The plan is to build a 26-kilometre canal from the Mozambican sea to Mlawula, where the port will be constructed on 15 to 20 hectares of land.   
 
Media in Swaziland report it will cost an estimated E30 billion (US$3 billion).The Times of Swaziland, the only independent daily newspaper in the kingdom where most news media are censored, reported the plan was confirmed by Minister of Commerce, Industry and Trade Gideon Dlamini. 

The Times reported him saying, ‘At government level, we are fully behind the project and we are giving it undivided support. The project owners had done presentations to Cabinet and we interrogated it and found that it is a wonderful one. Following Cabinet’s realisation that the project is good and viable, Prime Minister [Barnabas] Sibusiso Dlamini then tasked the different concerned ministries to start working together with the project owners straight away.’

The ministries involved are the Ministry of Foreign Affairs and International Cooperation, Ministry of Public Works and Transport, Ministry of Commerce, Industry and Trade, Ministry of Tourism and Environmental Affairs and the Ministry of Housing and Urban Development.

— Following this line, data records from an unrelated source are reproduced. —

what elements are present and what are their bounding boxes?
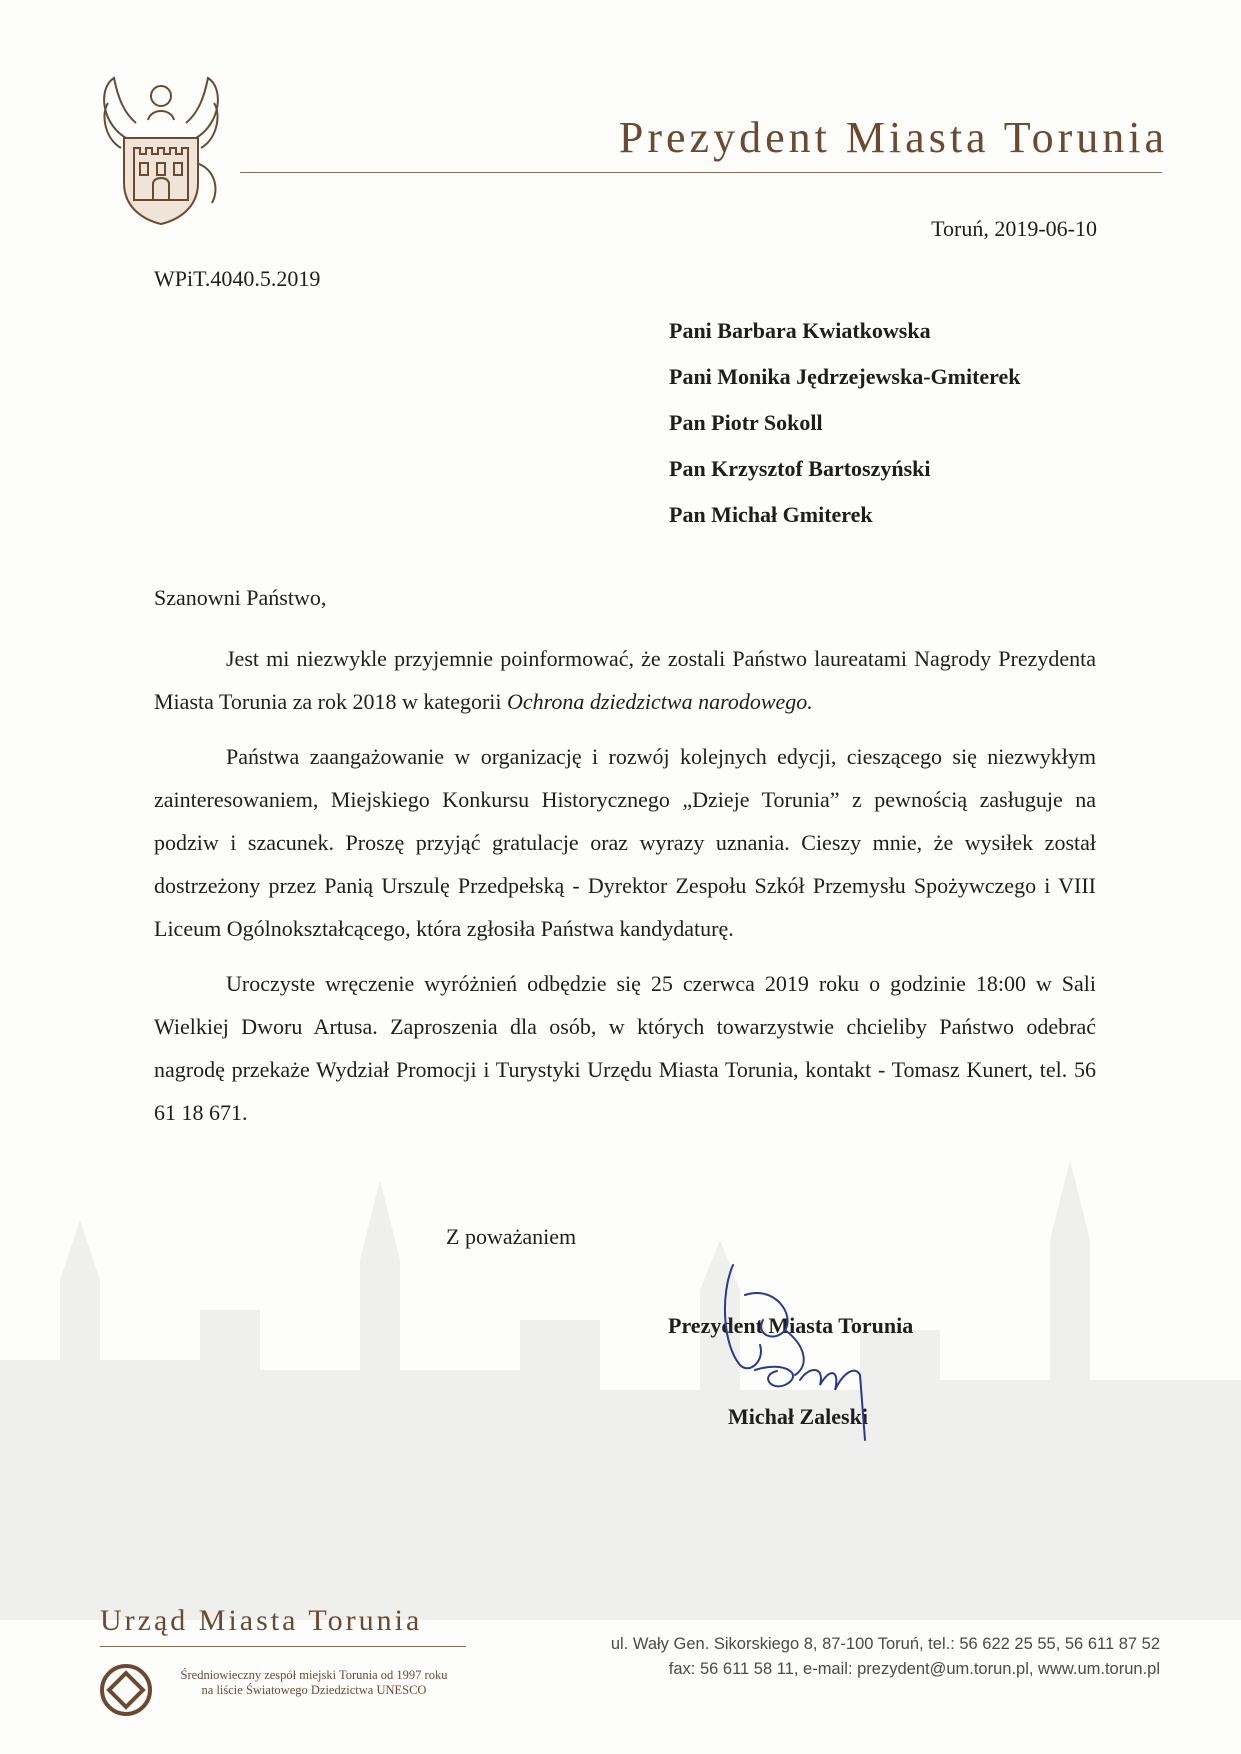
recipient: Pani Barbara Kwiatkowska xyxy=(669,318,931,343)
signatory-office: Prezydent Miasta Torunia xyxy=(668,1313,914,1338)
contact-info xyxy=(520,1632,1160,1682)
recipient: Pani Monika Jędrzejewska-Gmiterek xyxy=(669,364,1021,389)
footer-divider xyxy=(100,1646,466,1647)
paragraph-award xyxy=(154,637,1096,723)
recipient: Pan Krzysztof Bartoszyński xyxy=(669,456,931,481)
letter-body xyxy=(154,637,1096,1146)
office-address: ul. Wały Gen. Sikorskiego 8, 87-100 Toruń, tel.: 56 622 25 55, 56 611 87 52 xyxy=(610,1635,1160,1653)
recipient: Pan Michał Gmiterek xyxy=(669,502,873,527)
footer-office-title: Urząd Miasta Torunia xyxy=(100,1604,423,1637)
unesco-note: Średniowieczny zespół miejski Torunia od 1997 roku na liście Światowego Dziedzictwa UNESCO xyxy=(180,1668,448,1697)
salutation: Szanowni Państwo, xyxy=(154,585,327,610)
award-text: Jest mi niezwykle przyjemnie poinformować, że zostali Państwo laureatami Nagrody Prezydenta Miasta Torunia za rok 2018 w kategorii xyxy=(154,646,1096,714)
reference-number: WPiT.4040.5.2019 xyxy=(154,266,321,291)
closing-regards: Z poważaniem xyxy=(446,1224,577,1249)
paragraph-commendation: Państwa zaangażowanie w organizację i rozwój kolejnych edycji, cieszącego się niezwykłym zainteresowaniem, Miejskiego Konkursu Historycznego „Dzieje Torunia” z pewnością zasługuje na podziw i szacunek. Proszę przyjąć gratulacje oraz wyrazy uznania. Cieszy mnie, że wysiłek został dostrzeżony przez Panią Urszulę Przedpełską - Dyrektor Zespołu Szkół Przemysłu Spożywczego i VIII Liceum Ogólnokształcącego, która zgłosiła Państwa kandydaturę. xyxy=(154,744,1096,941)
office-contact: fax: 56 611 58 11, e-mail: prezydent@um.torun.pl, www.um.torun.pl xyxy=(668,1660,1160,1678)
letterhead-title: Prezydent Miasta Torunia xyxy=(618,113,1168,162)
recipient: Pan Piotr Sokoll xyxy=(669,410,823,435)
torun-coat-of-arms-icon xyxy=(96,68,226,228)
recipient-list xyxy=(669,318,1021,548)
unesco-heritage-icon xyxy=(96,1660,156,1720)
paragraph-ceremony: Uroczyste wręczenie wyróżnień odbędzie się 25 czerwca 2019 roku o godzinie 18:00 w Sali Wielkiej Dworu Artusa. Zaproszenia dla osób, w których towarzystwie chcieliby Państwo odebrać nagrodę przekaże Wydział Promocji i Turystyki Urzędu Miasta Torunia, kontakt - Tomasz Kunert, tel. 56 61 18 671. xyxy=(154,971,1096,1125)
header-divider xyxy=(240,172,1162,173)
award-category: Ochrona dziedzictwa narodowego. xyxy=(507,689,813,714)
signatory-name: Michał Zaleski xyxy=(728,1404,868,1429)
handwritten-signature xyxy=(715,1255,885,1455)
letter-date: Toruń, 2019-06-10 xyxy=(931,216,1097,241)
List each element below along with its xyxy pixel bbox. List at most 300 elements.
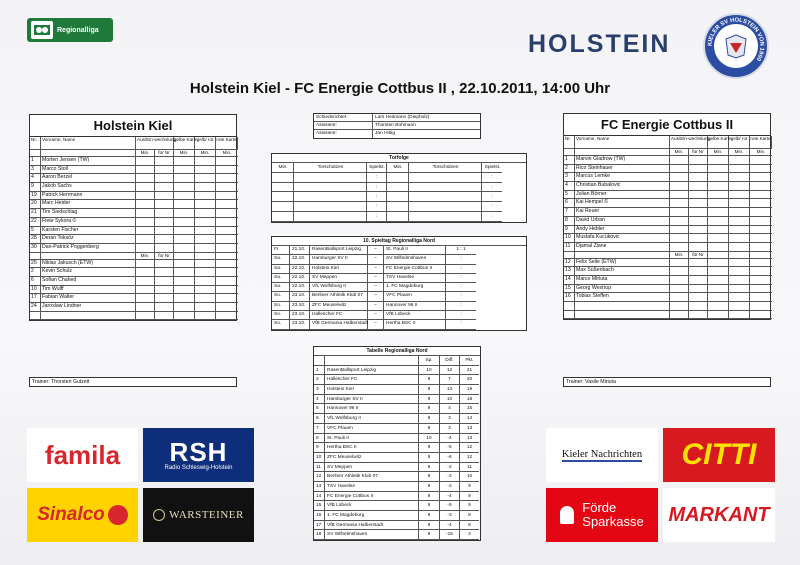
fixtures-table xyxy=(271,236,527,331)
blank xyxy=(30,253,41,260)
player-name: Karsten Fischer xyxy=(41,227,136,236)
empty-cell xyxy=(689,234,708,243)
col-fuer-nr: für Nr xyxy=(155,253,174,260)
fixture-away: SV Wilhelmshaven xyxy=(384,255,446,264)
empty-cell xyxy=(174,303,195,312)
sparkasse-s-icon xyxy=(560,506,574,524)
empty-cell xyxy=(136,260,155,269)
markant-wordmark: MARKANT xyxy=(668,503,770,526)
player-number: 10 xyxy=(564,234,575,243)
fixture-dash: – xyxy=(368,292,384,301)
standings-rank: 9 xyxy=(314,443,325,453)
empty-cell xyxy=(689,191,708,200)
team-name: Holstein Kiel xyxy=(30,115,236,137)
fixture-dash: – xyxy=(368,255,384,264)
empty-cell xyxy=(155,157,174,166)
empty-cell xyxy=(136,268,155,277)
citti-logo xyxy=(663,428,775,482)
empty-cell xyxy=(195,209,216,218)
crest-ring-text: KIELER SV HOLSTEIN VON 1900 xyxy=(707,17,765,62)
empty-cell xyxy=(136,277,155,286)
player-number: 20 xyxy=(30,200,41,209)
official-role: Assistent: xyxy=(314,130,373,138)
player-number: 1 xyxy=(30,157,41,166)
empty-cell xyxy=(216,192,238,201)
empty-cell xyxy=(670,165,689,174)
empty-cell xyxy=(729,276,750,285)
standings-played: 9 xyxy=(419,501,440,511)
player-number: 6 xyxy=(30,277,41,286)
empty-cell xyxy=(136,157,155,166)
empty-cell xyxy=(136,218,155,227)
col-min: Min. xyxy=(729,149,750,156)
empty-cell xyxy=(750,191,772,200)
empty-cell xyxy=(729,243,750,252)
empty-cell xyxy=(155,244,174,253)
standings-played: 10 xyxy=(419,434,440,444)
empty-cell xyxy=(670,182,689,191)
standings-goal-diff: -2 xyxy=(440,463,460,473)
regionalliga-badge xyxy=(27,18,113,42)
goal-cell xyxy=(294,212,367,222)
empty-cell xyxy=(155,277,174,286)
empty-cell xyxy=(729,311,750,320)
standings-rank: 18 xyxy=(314,530,325,540)
standings-rank: 3 xyxy=(314,385,325,395)
player-name: Marco Stoll xyxy=(41,166,136,175)
player-name: Fabian Walter xyxy=(41,294,136,303)
player-name: Fiete Sykora © xyxy=(41,218,136,227)
standings-rank: 5 xyxy=(314,404,325,414)
player-name: Kevin Schulz xyxy=(41,268,136,277)
empty-cell xyxy=(729,234,750,243)
empty-cell xyxy=(750,302,772,311)
citti-wordmark: CITTI xyxy=(681,438,757,471)
player-name: Jakob Sachs xyxy=(41,183,136,192)
official-row xyxy=(314,114,480,122)
empty-cell xyxy=(729,199,750,208)
standings-played: 9 xyxy=(419,453,440,463)
empty-cell xyxy=(689,285,708,294)
player-name: Felix Seile (ETW) xyxy=(575,259,670,268)
fixture-dash: – xyxy=(368,246,384,255)
standings-team: Holstein Kiel xyxy=(325,385,419,395)
empty-cell xyxy=(750,259,772,268)
fixture-day: So. xyxy=(272,320,290,329)
fixture-home: RasenBallsport Leipzig xyxy=(310,246,368,255)
dfb-logo-icon xyxy=(31,21,53,39)
fixture-score: : xyxy=(446,265,476,274)
fixture-home: SV Meppen xyxy=(310,274,368,283)
away-trainer: Trainer: Vasile Miriuta xyxy=(563,377,771,387)
goals-header: Torschützen xyxy=(409,163,482,173)
sinalco-dot-icon xyxy=(108,505,128,525)
empty-cell xyxy=(708,259,729,268)
standings-rank: 13 xyxy=(314,482,325,492)
player-number: 2 xyxy=(564,165,575,174)
rsh-subtitle: Radio Schleswig-Holstein xyxy=(164,465,233,471)
empty-cell xyxy=(689,208,708,217)
player-name: Kai Hempel © xyxy=(575,199,670,208)
standings-team: FC Energie Cottbus II xyxy=(325,492,419,502)
blank xyxy=(174,253,195,260)
fixture-away: VFC Plauen xyxy=(384,292,446,301)
empty-cell xyxy=(670,226,689,235)
player-name: Tobias Steffen xyxy=(575,293,670,302)
fixture-score: : xyxy=(446,283,476,292)
standings-points: 13 xyxy=(460,434,479,444)
col-min: Min. xyxy=(708,149,729,156)
standings-team: Berliner Athletik Klub 07 xyxy=(325,472,419,482)
empty-cell xyxy=(750,173,772,182)
empty-cell xyxy=(216,218,238,227)
player-number: 15 xyxy=(564,285,575,294)
empty-cell xyxy=(155,260,174,269)
empty-cell xyxy=(750,199,772,208)
empty-cell xyxy=(750,217,772,226)
goals-header: Torschützen xyxy=(294,163,367,173)
standings-team: VfB Lübeck xyxy=(325,501,419,511)
empty-cell xyxy=(216,174,238,183)
empty-cell xyxy=(708,276,729,285)
standings-played: 9 xyxy=(419,385,440,395)
fixture-date: 23.10. xyxy=(290,311,310,320)
empty-cell xyxy=(670,302,689,311)
empty-cell xyxy=(216,303,238,312)
player-name: Andy Hebler xyxy=(575,226,670,235)
empty-cell xyxy=(195,244,216,253)
empty-cell xyxy=(708,243,729,252)
empty-cell xyxy=(750,276,772,285)
empty-cell xyxy=(689,199,708,208)
standings-played: 9 xyxy=(419,404,440,414)
fixture-away: Hertha BSC II xyxy=(384,320,446,329)
sparkasse-line-2: Sparkasse xyxy=(582,514,644,529)
empty-cell xyxy=(689,276,708,285)
standings-points: 10 xyxy=(460,472,479,482)
goal-cell xyxy=(409,173,482,183)
player-name: Niklas Jakusch (ETW) xyxy=(41,260,136,269)
empty-cell xyxy=(670,285,689,294)
player-number: 4 xyxy=(30,174,41,183)
col-fuer-nr: für Nr xyxy=(155,150,174,157)
blank xyxy=(564,252,575,259)
standings-team: 1. FC Magdeburg xyxy=(325,511,419,521)
fixture-dash: – xyxy=(368,302,384,311)
rsh-logo xyxy=(143,428,254,482)
col-min: Min. xyxy=(136,253,155,260)
standings-table xyxy=(313,346,481,541)
warsteiner-crest-icon xyxy=(153,509,165,521)
empty-cell xyxy=(689,267,708,276)
goal-cell xyxy=(387,202,409,212)
empty-cell xyxy=(136,303,155,312)
empty-cell xyxy=(174,174,195,183)
empty-cell xyxy=(195,286,216,295)
player-name: David Urban xyxy=(575,217,670,226)
goal-cell xyxy=(409,183,482,193)
empty-cell xyxy=(216,312,238,321)
goal-cell xyxy=(387,183,409,193)
standings-team: Hallescher FC xyxy=(325,375,419,385)
empty-cell xyxy=(729,293,750,302)
standings-points: 20 xyxy=(460,375,479,385)
standings-header: Diff. xyxy=(440,356,460,366)
standings-played: 9 xyxy=(419,395,440,405)
standings-team: SV Meppen xyxy=(325,463,419,473)
empty-cell xyxy=(216,157,238,166)
empty-cell xyxy=(174,227,195,236)
empty-cell xyxy=(136,235,155,244)
standings-points: 18 xyxy=(460,395,479,405)
empty-cell xyxy=(708,293,729,302)
col-min: Min. xyxy=(216,150,238,157)
player-number: 12 xyxy=(564,259,575,268)
empty-cell xyxy=(750,226,772,235)
standings-goal-diff: 3 xyxy=(440,424,460,434)
empty-cell xyxy=(195,183,216,192)
player-number: 28 xyxy=(30,235,41,244)
empty-cell xyxy=(155,200,174,209)
standings-played: 9 xyxy=(419,492,440,502)
standings-goal-diff: 7 xyxy=(440,375,460,385)
player-number: 10 xyxy=(30,286,41,295)
officials-table xyxy=(313,113,481,139)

The plan is headed by Moses Motsa, who is often described in the Swazi and South African media as a ‘billionaire’, but it is not clear in which currency he holds his billion.

The Times reported, ‘Dlamini went on to say that each of the ministries had been given specific responsibilities that are in support of business magnate Moses Motsa and his partners. One of the most critical issues that the business proprietors need to be assisted in is having an agreement with the Mozambican Government as the port will be established through a canal coming from the Indian Ocean from the Republic of Mozambique.

‘In this regard, Dlamini said, the Ministry of Foreign Affairs and International Cooperation was assigned by the PM to engage with Mozambique with the aim of reaching an agreement over accessing the sea.’

The Times reported Motsa saying the port would harbour big vessels and with docking for up to four ships at once.